We proceed to show the following result.

Lemma 2

\(Z^{MUITP(\alpha _0)}\le \left( 2+\left( 2-\frac{2}{Q}\right) \alpha _0\right) Z^*\).

Proof

Similarly to the analysis of the \(ITP_f(\alpha )\) heuristic for the MCVRP in [22], we can show that \(c(C_i)\le c(P_i)+\sum _{h=1}^{r-1} c_s(v_h^{(i)},v_{h+1}^{(i)})\) and hence

$$Z^{MUITP(\alpha _0)}=\sum _{i=1}^l C_i \le \left( 2+\left( 1-\frac{2}{Q}\right) \alpha _0\right) Z_n^*+L(\alpha _0)\,.$$

Since \(Z_n^*\le Z^*\) and \(L(\alpha _0)\le \alpha _0 L^* \le \alpha _0 Z^*\), the proof of is completed.    \(\square \)

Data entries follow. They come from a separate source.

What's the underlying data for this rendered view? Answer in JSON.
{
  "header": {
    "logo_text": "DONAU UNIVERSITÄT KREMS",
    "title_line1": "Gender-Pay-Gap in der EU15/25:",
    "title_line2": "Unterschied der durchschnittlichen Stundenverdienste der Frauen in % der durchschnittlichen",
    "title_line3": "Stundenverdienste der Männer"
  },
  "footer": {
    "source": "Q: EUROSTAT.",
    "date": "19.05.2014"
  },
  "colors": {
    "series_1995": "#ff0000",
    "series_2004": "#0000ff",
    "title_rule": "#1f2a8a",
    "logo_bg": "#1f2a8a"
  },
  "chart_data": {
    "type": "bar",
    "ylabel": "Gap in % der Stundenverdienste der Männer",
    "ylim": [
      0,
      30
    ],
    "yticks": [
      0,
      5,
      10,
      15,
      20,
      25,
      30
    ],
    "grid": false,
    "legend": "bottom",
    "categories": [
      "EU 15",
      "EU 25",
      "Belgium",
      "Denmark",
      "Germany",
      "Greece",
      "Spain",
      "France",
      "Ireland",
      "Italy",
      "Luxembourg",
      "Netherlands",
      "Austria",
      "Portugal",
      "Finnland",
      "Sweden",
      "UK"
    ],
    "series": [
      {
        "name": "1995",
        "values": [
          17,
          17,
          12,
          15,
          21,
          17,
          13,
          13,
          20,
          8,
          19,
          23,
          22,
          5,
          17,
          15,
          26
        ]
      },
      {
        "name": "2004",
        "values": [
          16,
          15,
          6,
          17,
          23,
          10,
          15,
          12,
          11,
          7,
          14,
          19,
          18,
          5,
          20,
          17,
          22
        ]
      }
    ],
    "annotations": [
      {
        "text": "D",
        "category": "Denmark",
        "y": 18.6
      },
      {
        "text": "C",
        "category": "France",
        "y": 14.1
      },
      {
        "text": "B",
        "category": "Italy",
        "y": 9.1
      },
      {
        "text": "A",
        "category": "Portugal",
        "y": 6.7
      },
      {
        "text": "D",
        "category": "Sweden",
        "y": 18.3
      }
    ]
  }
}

By substituting \(ITP(\alpha _0)\) for \(UITP(\alpha _0)\) in the above algorithm \(MUITP(\alpha _0)\), we can obtain an approximation algorithm for the equal-demand MCARP with ratio \(1+(2-\frac{1}{Q})\alpha _0\). To sum up, we have the following result for the MCARP.

Theorem 2

There exists a \((2+(2-\frac{2}{Q})\alpha _0)\)-approximation algorithm for the MCARP. Moreover, for the equal-demand problem there is a \((1+(2-\frac{1}{Q})\alpha _0)\)-approximation algorithm.

5 The Multi-depot Rural Postman Problem

In this section, we consider the multi-depot Rural Postman Problem (MRPP), which is a restricted case of the MCARP with infinite vehicle capacity, i.e., \(Q=+\infty \). Suppose that there are \(k=|D|\) depots. Then the MRPP is essentially to find at most k closed walks, each of which starts from and ends at a distinct depot, such that these walks cover all the required edges and the total cost of the walks is minimized.

Theorem 3

There exists a \((2-\frac{1}{2k+1})\)-approximation algorithm for the MRPP.

6 Multi-depot CARP on a Line

In this section, we deal with the MCARP/MCVRP defined on a line graph. We show that the equal-demand MCARP on a line can be solved in \(O(n^2)\) time. For the MCVRP on a line, we give the first 2-approximation algorithm.

Theorem 4

The equal-demand MCARP on a line can be solved in \(O(n^2)\) time.

Theorem 5

The MCVRP on a line admits a 2-approximation algorithm.